La presenza nel comunicato anti-turco degli Emirati trova senso in questo contesto, ma anche nelle proiezioni strategiche di Abu Dhabi. Il Mediterraneo è visto infatti con un ambiente in cui muovere il proprio prolungamento geopolitico, creando continuità a una serie di scali portuali che risalgono dalla Penisola arabica su per il Corno d’Africa fino Suez, e proseguono verso la Libia. Sistema che gli emiratini vorrebbero sovrapporre alle vie della seta cinese – usando il progetto di Pechino come moltiplicatore di forza.
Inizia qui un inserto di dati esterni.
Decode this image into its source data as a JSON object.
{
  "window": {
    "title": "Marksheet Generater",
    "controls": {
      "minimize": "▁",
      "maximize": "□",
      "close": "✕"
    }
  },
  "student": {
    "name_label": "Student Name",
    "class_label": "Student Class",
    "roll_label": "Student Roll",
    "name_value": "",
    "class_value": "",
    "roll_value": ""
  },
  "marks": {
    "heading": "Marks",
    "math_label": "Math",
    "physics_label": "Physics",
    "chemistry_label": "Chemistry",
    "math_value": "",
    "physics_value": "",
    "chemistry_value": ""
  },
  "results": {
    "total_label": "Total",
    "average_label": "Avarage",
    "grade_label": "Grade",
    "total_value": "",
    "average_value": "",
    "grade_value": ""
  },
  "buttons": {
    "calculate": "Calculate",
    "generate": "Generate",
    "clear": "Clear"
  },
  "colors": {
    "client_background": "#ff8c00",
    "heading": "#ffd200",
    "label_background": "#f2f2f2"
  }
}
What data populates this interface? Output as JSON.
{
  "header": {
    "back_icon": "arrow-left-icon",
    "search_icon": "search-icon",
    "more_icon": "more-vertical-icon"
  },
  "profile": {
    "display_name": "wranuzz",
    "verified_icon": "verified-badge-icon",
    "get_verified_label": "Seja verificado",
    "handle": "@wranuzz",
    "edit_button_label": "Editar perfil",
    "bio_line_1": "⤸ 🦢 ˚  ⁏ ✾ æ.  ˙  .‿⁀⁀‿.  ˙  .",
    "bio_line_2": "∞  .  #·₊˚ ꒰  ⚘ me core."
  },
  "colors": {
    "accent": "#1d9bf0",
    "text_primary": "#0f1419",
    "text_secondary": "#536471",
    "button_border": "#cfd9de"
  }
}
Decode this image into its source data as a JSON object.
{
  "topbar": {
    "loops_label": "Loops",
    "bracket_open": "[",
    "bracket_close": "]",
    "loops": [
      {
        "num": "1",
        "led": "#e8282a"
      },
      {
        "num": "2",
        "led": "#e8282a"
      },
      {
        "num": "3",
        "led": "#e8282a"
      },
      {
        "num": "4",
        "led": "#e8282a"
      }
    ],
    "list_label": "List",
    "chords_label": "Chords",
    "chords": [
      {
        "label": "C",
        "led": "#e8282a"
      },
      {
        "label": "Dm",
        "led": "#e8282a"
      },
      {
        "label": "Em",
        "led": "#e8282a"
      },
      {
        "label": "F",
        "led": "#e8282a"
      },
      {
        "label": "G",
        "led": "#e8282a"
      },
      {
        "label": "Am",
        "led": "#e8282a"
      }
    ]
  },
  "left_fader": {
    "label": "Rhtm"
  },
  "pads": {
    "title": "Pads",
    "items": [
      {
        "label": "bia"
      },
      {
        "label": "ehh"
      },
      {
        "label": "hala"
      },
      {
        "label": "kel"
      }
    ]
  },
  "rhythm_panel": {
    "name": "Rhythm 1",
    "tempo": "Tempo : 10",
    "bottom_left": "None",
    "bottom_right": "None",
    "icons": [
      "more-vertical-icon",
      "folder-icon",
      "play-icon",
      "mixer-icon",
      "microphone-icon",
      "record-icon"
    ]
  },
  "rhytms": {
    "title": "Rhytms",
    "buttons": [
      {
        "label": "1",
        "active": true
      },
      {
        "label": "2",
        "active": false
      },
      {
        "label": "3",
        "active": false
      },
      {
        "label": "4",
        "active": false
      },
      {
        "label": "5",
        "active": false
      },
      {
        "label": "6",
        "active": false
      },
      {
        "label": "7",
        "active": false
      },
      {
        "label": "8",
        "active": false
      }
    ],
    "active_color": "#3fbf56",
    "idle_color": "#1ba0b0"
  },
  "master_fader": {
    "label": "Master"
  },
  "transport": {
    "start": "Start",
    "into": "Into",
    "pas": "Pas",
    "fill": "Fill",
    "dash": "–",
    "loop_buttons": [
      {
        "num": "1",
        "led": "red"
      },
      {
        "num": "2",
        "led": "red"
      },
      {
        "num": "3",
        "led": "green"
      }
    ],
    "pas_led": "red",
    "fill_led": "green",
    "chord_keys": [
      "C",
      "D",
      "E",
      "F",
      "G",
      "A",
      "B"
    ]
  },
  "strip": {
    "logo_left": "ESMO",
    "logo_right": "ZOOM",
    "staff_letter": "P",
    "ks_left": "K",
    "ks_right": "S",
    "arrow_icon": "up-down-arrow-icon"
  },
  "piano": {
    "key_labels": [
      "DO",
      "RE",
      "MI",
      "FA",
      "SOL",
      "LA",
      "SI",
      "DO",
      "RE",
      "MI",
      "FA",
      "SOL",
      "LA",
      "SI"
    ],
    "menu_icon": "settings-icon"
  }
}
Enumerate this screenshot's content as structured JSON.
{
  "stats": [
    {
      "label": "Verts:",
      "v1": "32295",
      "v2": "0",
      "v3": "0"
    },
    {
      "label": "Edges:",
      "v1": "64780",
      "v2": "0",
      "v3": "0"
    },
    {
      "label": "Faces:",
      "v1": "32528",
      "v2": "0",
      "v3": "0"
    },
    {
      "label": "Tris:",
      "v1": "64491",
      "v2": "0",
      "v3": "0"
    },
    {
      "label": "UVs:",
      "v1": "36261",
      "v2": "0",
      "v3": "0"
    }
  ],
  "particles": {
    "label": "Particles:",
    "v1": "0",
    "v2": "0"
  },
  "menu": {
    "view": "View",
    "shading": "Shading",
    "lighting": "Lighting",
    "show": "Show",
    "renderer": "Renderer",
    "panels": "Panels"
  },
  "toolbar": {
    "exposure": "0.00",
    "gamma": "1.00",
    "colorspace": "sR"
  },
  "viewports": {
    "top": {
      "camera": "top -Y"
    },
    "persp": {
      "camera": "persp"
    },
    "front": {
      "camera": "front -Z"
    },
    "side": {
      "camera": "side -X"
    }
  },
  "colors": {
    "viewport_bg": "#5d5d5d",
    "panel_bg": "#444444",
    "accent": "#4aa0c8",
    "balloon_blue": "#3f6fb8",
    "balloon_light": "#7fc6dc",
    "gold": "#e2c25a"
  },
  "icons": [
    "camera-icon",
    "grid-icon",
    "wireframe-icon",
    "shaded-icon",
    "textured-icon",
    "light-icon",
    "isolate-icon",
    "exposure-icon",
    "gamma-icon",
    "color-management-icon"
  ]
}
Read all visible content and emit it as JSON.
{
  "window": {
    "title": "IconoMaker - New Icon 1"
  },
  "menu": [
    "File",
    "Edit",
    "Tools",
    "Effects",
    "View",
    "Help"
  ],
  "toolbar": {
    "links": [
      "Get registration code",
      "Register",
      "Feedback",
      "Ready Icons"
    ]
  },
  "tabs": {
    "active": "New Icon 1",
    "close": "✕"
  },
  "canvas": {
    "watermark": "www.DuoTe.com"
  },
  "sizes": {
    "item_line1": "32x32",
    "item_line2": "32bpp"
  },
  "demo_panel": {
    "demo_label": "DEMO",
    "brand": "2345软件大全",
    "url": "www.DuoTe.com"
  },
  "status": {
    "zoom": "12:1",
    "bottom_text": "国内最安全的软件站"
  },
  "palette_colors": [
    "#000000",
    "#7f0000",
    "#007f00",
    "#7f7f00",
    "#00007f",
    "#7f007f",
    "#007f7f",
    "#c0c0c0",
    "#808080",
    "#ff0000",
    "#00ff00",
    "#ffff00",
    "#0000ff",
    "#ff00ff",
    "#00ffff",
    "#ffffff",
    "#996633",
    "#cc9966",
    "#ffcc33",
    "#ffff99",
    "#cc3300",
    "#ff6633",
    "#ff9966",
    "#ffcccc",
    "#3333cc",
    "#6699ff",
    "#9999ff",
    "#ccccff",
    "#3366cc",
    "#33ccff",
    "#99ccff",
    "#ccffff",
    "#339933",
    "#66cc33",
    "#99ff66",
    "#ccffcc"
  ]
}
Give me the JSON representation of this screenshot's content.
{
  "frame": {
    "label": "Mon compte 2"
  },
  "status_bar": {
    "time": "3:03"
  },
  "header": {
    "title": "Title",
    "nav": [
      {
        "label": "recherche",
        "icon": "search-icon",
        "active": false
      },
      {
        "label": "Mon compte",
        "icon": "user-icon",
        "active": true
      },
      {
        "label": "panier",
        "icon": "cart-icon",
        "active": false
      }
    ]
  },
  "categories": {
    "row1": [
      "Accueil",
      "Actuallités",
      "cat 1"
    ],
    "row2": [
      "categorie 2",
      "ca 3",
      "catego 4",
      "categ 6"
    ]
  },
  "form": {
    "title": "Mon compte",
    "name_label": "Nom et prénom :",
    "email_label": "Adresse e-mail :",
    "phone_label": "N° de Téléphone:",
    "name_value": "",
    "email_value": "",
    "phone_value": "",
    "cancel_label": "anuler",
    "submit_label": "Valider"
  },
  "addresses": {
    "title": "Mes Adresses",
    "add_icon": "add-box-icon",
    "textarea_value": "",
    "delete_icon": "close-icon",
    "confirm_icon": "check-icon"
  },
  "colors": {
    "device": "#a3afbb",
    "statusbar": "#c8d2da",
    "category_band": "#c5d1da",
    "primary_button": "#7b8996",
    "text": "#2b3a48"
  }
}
Lunedì il Libya Observer – media vicino al Gna – riportava un’informazione arrivata da un sito marocchino (Al-Ayyam 24) che scriveva attraverso una fonte di intelligence emiratina una notizia interessante: re Mohammed VI avrebbe rifiutato un finanziamento infrastrutturale offerto dall’erede al trono di Abu Dhabi, Mohammed bin Zayed, che chiedeva in cambio il supporto a Haftar.

Formiche.net non può confermare l’autenticità del report, ma è evidente che la dimensione in cui si muove – sia a livello propagandistico che fattuale – è quella della geopolitica che ruota attorno al dossier libico. La guerra civile è infatti parte del problema, con gli attori esterni che stanno usando il teatro per combattere una guerra proxy dove si sommano le questioni nordafricane a quelle mediterranee, le faglie intra-sunnismo (tra Turchia e Qatar da un lato e regni del golfo dall’altro), interessi e proiezioni di attori extra-regionali. Mercoledì è prevista una video-conferenza organizzata dalla Farnesina per proseguire il percorso della conferenza di Berlino, hanno spiegato fonti alla AdnKronos.